La mayor calamidad política del siglo
Artur Mas encarna la pura irresponsabilidad, la inconsistencia más absoluta, el vacío total, una desoladora ausencia de ideas positivas.
La política catalana está plagada de carteristas, charlatanes, robaperas, descuideros, estafadores, comisionistas, chulánganos, camorristas, vendeburras y caraduras. Es un feraz ecosistema político en el que prosperan los jetas, los desahogados, los amorales y los choricetes del más variado pelaje. Y en medio de una fauna tan prodigiosa, copiosa y digna de estudio sobresale con inusitado brillo y luminosidad uno de los tipos más nefastos de los últimos treinta años, el expresidente de la Generalidad Artur Mas, valido de Pujol, patrocinador de Puigdemont y agente leudante de esa catástrofe llamada Procés.
En Cataluña hubo un virrey que mientras daba lecciones de moralidad pública se lo llevaba crudo con la colaboración de su señora y su numerosa prole, un sistema generalizado de cobro de comisiones para la adjudicación de contratos, unos cargos públicos que no han tenido reparo alguno en negociar con terroristas más toda clase de vividores que han prosperado en un medio apto para rapiñas e imposturas, pero Mas se lleva la palma con diferencia.
Pujol estableció los cimientos de la Cataluña supremacista y xenófoba, convirtió las vísceras en discurso, programó la extinción del español y sentó las bases del separatismo moderno, pero se abstuvo de cometer la clase de barbaridades perpetradas por sus herederos porque eran incompatibles con la dedicación obsesiva al saqueo. Y como no era ningún estúpido sabía además que independencia equivalía a ruina.
En cambio Mas no tuvo ningún reparo en precipitarse por los barrancos que había esquivado su padre político. En parte, por complejo, pues Artur era un chico que casi solo hablaba español y cuya familia carecía de pedigrí nacionalista. Rodeado de talibanes tipo Rull y Turull y de los hijos del capo, Mas se convirtó en el más fanático de los conversos, una especie de ayatolá con tupé ataviado de liberal.
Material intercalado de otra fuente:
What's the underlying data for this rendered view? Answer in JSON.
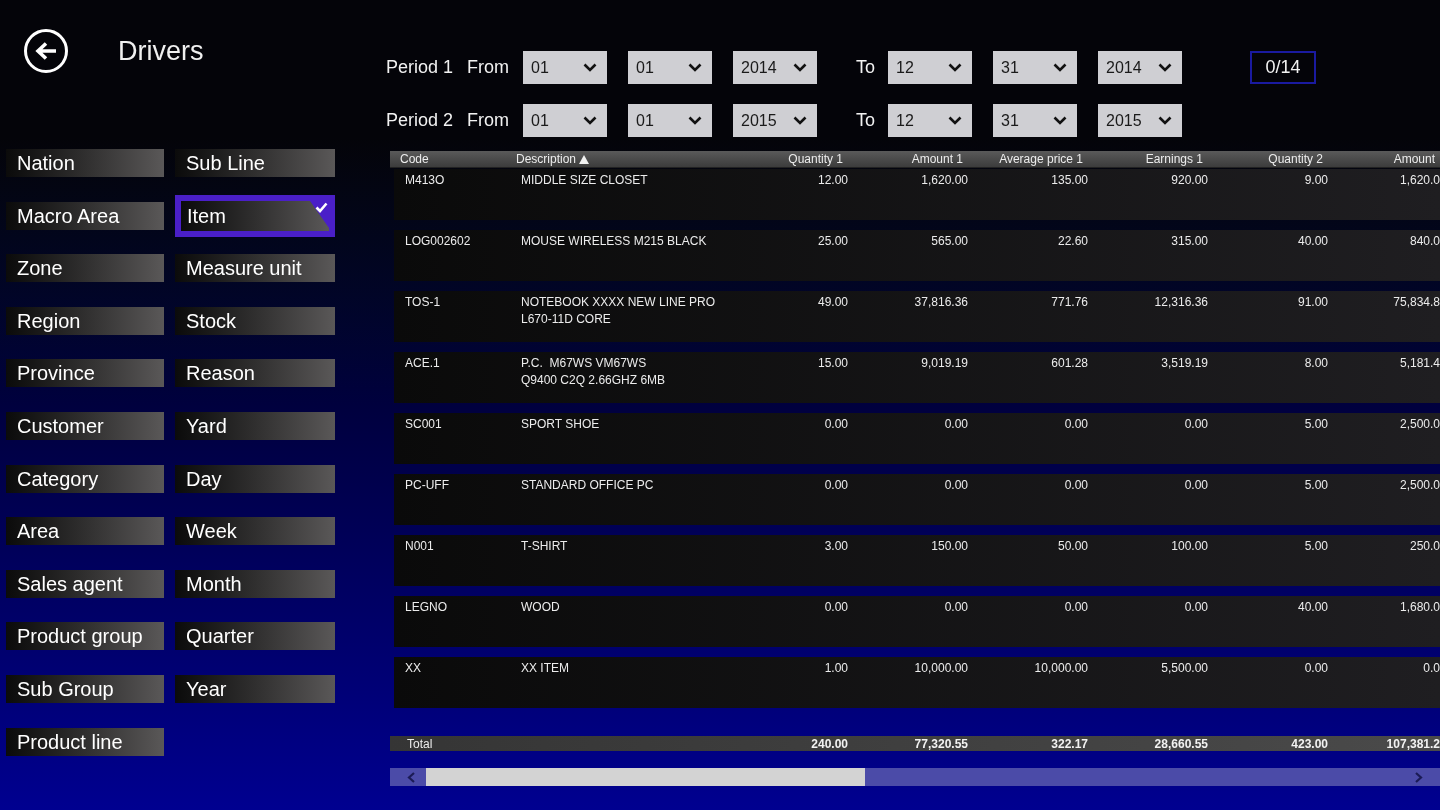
{
  "header": {
    "title": "Drivers"
  },
  "periods": [
    {
      "label": "Period 1",
      "from_label": "From",
      "from": [
        "01",
        "01",
        "2014"
      ],
      "to_label": "To",
      "to": [
        "12",
        "31",
        "2014"
      ]
    },
    {
      "label": "Period 2",
      "from_label": "From",
      "from": [
        "01",
        "01",
        "2015"
      ],
      "to_label": "To",
      "to": [
        "12",
        "31",
        "2015"
      ]
    }
  ],
  "counter": "0/14",
  "driver_columns": [
    {
      "items": [
        {
          "label": "Nation",
          "selected": false
        },
        {
          "label": "Macro Area",
          "selected": false
        },
        {
          "label": "Zone",
          "selected": false
        },
        {
          "label": "Region",
          "selected": false
        },
        {
          "label": "Province",
          "selected": false
        },
        {
          "label": "Customer",
          "selected": false
        },
        {
          "label": "Category",
          "selected": false
        },
        {
          "label": "Area",
          "selected": false
        },
        {
          "label": "Sales agent",
          "selected": false
        },
        {
          "label": "Product group",
          "selected": false
        },
        {
          "label": "Sub Group",
          "selected": false
        },
        {
          "label": "Product line",
          "selected": false
        }
      ]
    },
    {
      "items": [
        {
          "label": "Sub Line",
          "selected": false
        },
        {
          "label": "Item",
          "selected": true
        },
        {
          "label": "Measure unit",
          "selected": false
        },
        {
          "label": "Stock",
          "selected": false
        },
        {
          "label": "Reason",
          "selected": false
        },
        {
          "label": "Yard",
          "selected": false
        },
        {
          "label": "Day",
          "selected": false
        },
        {
          "label": "Week",
          "selected": false
        },
        {
          "label": "Month",
          "selected": false
        },
        {
          "label": "Quarter",
          "selected": false
        },
        {
          "label": "Year",
          "selected": false
        }
      ]
    }
  ],
  "table": {
    "columns": [
      {
        "label": "Code",
        "sorted": false
      },
      {
        "label": "Description",
        "sorted": true
      },
      {
        "label": "Quantity 1",
        "sorted": false
      },
      {
        "label": "Amount 1",
        "sorted": false
      },
      {
        "label": "Average price 1",
        "sorted": false
      },
      {
        "label": "Earnings 1",
        "sorted": false
      },
      {
        "label": "Quantity 2",
        "sorted": false
      },
      {
        "label": "Amount",
        "sorted": false
      }
    ],
    "rows": [
      {
        "cells": [
          "M413O",
          "MIDDLE SIZE CLOSET",
          "12.00",
          "1,620.00",
          "135.00",
          "920.00",
          "9.00",
          "1,620.0"
        ]
      },
      {
        "cells": [
          "LOG002602",
          "MOUSE WIRELESS M215 BLACK",
          "25.00",
          "565.00",
          "22.60",
          "315.00",
          "40.00",
          "840.0"
        ]
      },
      {
        "cells": [
          "TOS-1",
          "NOTEBOOK XXXX NEW LINE PRO\nL670-11D CORE",
          "49.00",
          "37,816.36",
          "771.76",
          "12,316.36",
          "91.00",
          "75,834.8"
        ]
      },
      {
        "cells": [
          "ACE.1",
          "P.C.  M67WS VM67WS\nQ9400 C2Q 2.66GHZ 6MB",
          "15.00",
          "9,019.19",
          "601.28",
          "3,519.19",
          "8.00",
          "5,181.4"
        ]
      },
      {
        "cells": [
          "SC001",
          "SPORT SHOE",
          "0.00",
          "0.00",
          "0.00",
          "0.00",
          "5.00",
          "2,500.0"
        ]
      },
      {
        "cells": [
          "PC-UFF",
          "STANDARD OFFICE PC",
          "0.00",
          "0.00",
          "0.00",
          "0.00",
          "5.00",
          "2,500.0"
        ]
      },
      {
        "cells": [
          "N001",
          "T-SHIRT",
          "3.00",
          "150.00",
          "50.00",
          "100.00",
          "5.00",
          "250.0"
        ]
      },
      {
        "cells": [
          "LEGNO",
          "WOOD",
          "0.00",
          "0.00",
          "0.00",
          "0.00",
          "40.00",
          "1,680.0"
        ]
      },
      {
        "cells": [
          "XX",
          "XX ITEM",
          "1.00",
          "10,000.00",
          "10,000.00",
          "5,500.00",
          "0.00",
          "0.0"
        ]
      }
    ],
    "total": {
      "label": "Total",
      "cells": [
        "240.00",
        "77,320.55",
        "322.17",
        "28,660.55",
        "423.00",
        "107,381.2"
      ]
    }
  }
}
Cuando accedió a la presidencia de la Generalidad dio rienda suelta a los instintos de los hijos de Pujol y sus amigos con dos objetivos fundamentales: tapar la corrupción y echar la culpa al resto de España de los recortes a los que se veía obligado su Gobierno por el estado en el que habían quedado las arcas públicas tras el pujolismo, el descontrol de los Gobiernos de Maragall y Montilla y la crisis que comenzó a finales de la primera década del siglo. Y de ahí salió el Procés, el odio, la ruptura, los enfrentamientos, la quiebra y el colapso de una economía y una sociedad que habían resistido años de pujolismo con la guinda de los tripartitos.
Mas podría haber optado por gobernar y aguantar el temporal del descontento social, pero prefirió decir aquello de "España nos roba" y echarse en brazos de los antisistema de la CUP, los mismos que después del primer referéndum separatista, el del 9 de noviembre de 2014, le echaron a la papelera de la Historia. Ahora amenaza con salir del contenedor gracias a que solo fue condenado a dos años de inhabilitación. Cree que puede completar lo que inició en 2012, la fase final de la independencia, y va por las esquinas diciendo que no quiere ser candidato pero que "una cosa es lo que uno quiere y otra, lo que acaba pasando".
Encarna la pura irresponsabilidad, la inconsistencia más absoluta, el vacío total, una desoladora ausencia de ideas positivas. Es, en suma, el fruto más depurado de años y años de ciénaga catalana, un sujeto a la altura de las mentiras del nacionalismo, un auténtico peligro público, el hombre con el que empezó todo y probablemente la mayor calamidad política del siglo XXI, por encima incluso de Junqueras y Torra. Puigdemont a su lado es un tío de fiar.